Surprisingly, Christians do not have a consensus as to why. By privileging certain biblical passages over others, Christians have offered a variety of explanations: Jesus was a ransom, Jesus was a sacrifice, Jesus was an example, and Jesus’ death reconnected creation to the Creator – just to name a few. No single explanation is normative or even completely satisfactory. Where Christians agree, however, is in the inevitability of Jesus’ murder. For whatever reason, the incarnation of almighty God leads inexorably to God’s death – at the combined hands of a self-serving empire, a cruel bureaucracy, and an ignorant crowd.
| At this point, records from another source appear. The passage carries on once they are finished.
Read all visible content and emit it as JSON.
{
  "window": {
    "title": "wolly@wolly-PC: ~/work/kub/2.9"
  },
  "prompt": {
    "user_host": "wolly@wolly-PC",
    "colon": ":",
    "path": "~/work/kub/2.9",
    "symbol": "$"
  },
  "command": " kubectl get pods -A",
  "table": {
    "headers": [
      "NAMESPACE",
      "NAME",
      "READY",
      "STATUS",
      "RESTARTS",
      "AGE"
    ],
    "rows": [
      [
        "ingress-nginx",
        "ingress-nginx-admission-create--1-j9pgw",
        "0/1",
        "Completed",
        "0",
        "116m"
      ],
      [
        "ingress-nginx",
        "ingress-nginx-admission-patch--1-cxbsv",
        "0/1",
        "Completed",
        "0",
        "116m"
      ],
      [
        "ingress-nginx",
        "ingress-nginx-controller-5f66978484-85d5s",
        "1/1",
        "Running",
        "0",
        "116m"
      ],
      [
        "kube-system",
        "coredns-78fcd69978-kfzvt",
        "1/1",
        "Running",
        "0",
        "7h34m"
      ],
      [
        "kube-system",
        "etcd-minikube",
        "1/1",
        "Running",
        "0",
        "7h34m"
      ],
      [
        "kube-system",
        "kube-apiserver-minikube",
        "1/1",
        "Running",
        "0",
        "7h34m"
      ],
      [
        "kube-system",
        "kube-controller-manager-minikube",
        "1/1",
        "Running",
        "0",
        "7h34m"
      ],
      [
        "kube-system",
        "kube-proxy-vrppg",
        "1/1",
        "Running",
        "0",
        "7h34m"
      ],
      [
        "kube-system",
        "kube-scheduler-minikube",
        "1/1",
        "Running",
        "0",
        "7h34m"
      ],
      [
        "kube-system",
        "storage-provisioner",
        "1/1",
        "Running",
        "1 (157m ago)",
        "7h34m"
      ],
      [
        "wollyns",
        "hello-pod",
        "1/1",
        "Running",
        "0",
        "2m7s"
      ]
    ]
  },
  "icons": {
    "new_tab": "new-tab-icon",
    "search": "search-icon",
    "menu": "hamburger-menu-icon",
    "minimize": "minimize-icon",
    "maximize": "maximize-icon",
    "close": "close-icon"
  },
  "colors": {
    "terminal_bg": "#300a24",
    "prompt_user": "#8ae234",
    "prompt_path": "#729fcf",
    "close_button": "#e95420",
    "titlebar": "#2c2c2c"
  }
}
This gives Christians a rather odd perspective on suffering, grief, loss, and failure. If God, who created the world in the first place, can experience these things – then they are not the ultimate defeat they can sometimes appear to be. If the collision of what is true, good and perfect with what is venal, debased and selfish can lead to a painful defeat even for Jesus, then when we experience those same things in our own lives we are not truly defeated. Christians believe that sometimes, perhaps often, choosing what is truly good and noble means utter failure in the eyes of a world which limits itself to honoring the shallow gain of material wealth.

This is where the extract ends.